Up until recently I thought Punch was the name of a pretty specific drink. To my reckoning, Punch was mostly to be recognised by the fact that it was served in a bowl – preferably one that has little cups hanging off the sides of it, or little matching cups at least. It also needed to have a big ladle in it and bits and pieces of fruit floating around in it in a slightly dejected manner. It didn't really matter what the colour was to me, the fact that it was in a bowl and was served with a ladle meant that I probably wasn't going to want to try it. After all it's not really Punch unless someone spikes it with something, which I'm sure isn't going to improve the flavour, even if it does improve the alcohol content.
But I'm big enough to admit when I'm wrong. And I was wrong about Punch. My learning curve started when I was tasked as the Punch mixologist of a wedding reception. This was not a job I was interested in being bequeathed with, why couldn't I just be in charge of balloons or make the invitations? But you can't turn down wedding related responsibilities and so I had to beef up on Punch.

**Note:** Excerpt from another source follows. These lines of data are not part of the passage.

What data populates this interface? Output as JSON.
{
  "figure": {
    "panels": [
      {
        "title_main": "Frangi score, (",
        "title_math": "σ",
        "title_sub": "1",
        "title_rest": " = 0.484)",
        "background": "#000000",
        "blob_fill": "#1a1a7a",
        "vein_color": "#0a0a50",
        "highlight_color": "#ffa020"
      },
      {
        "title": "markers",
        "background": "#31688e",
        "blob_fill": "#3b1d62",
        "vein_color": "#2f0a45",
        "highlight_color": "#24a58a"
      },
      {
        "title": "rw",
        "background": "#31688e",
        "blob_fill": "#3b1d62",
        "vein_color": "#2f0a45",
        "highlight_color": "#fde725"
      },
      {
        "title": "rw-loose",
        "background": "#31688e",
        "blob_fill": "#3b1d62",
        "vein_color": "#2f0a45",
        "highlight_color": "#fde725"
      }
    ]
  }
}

Turns out there are Punch recipes, it's not just a matter of throwing in whatever you have left over in your drinks cabinet that no one wants to drink and then mixing in a bit of juice and some tinned fruits! And that's not all, there are people who take refining these recipes seriously, blending them with a tenderness and precision that I usually reserve only for martinis. This is because you can make Punch based in a range of different alcohols and with a range of different added flavours. Turns out you don't even HAVE to serve it in a bowl – but if you don't people will probably think it's a proper cocktail, not Punch (before I would have thought this was a good way to disguise people into drinking it, but now I'm converted to the fruity mixture.).
After trialling a large selection of Punches to find the most suitable for the wedding – has to be able to be made in large quantities, mix well and not be too festive looking – I can recommend these as four of the best. I served all of them, in appropriate glasses. And everyone thought they were getting cocktails.
Rum Punch This is the traditional sort of punch, usually made with Planters Rum – but you can use any dark rum you like. These are the ingredients per drink, so multiply them per serving. 2 oz orange juice 1½ oz pineapple juice
oz lime juice 2 oz dark rum 1 dash of Grenadine
They all go in together and get mixed up and should be poured into glasses which are already filled with ice and garnished with an orange slice and a cherry
Tastes like a giant Tequila Sunrise – this one is supposed to be served in a bowl. This is the ratio of ingredients for each serving again:
1 cup of orange juice
1/2 cup tequila
1/3 cup lemon juice
1/6 cup sugar
Mix the OJ and the sugar until the sugar dissolves then add the tequila and lemon juice and then pour it all over ice. Of course you can serve these in their own glasses as well if you want – probably garnished with lemon and orange slices. It doesn't look like much, but it's very tasty and easy to make lots of.
This is the first recipe I found – makes sense to be serving Champagne Punch at a wedding as everyone is probably already drinking champagne. It's not as simple as the other recipes though, and does need to be made in a batch so that it mixes properly. These are the ingredients:
1 litre of peach nectar
180ml frozen orange juice
½ cup peach brandy
¼ cup grenadine syrup
3 bottles of champagne
¼ cup lemon juice
950ml carbonated water
In this recipe you need to combine everything that's not fizzy first, then add the champagne and water. Make sure it's all super cold before you start mixing, 'cause there's no ice, and serve it in those 'bowl' champagne glasses if you can, garnished with a slice of fresh peach.
Bajan Rum Punch
This one surprised me – it doesn't look like Punch at all, but it's one of the oldest recipes around so I tried it and it's very good. These are the ingredients:
4 cups water
3 cups Cockspur Rum
2 cups sugar syrup (simple syrup)
1 cup lime juice
a few dashes of Angostura Bitters
It's made in a jug and served over ice then the nutmeg is sprinkled on top.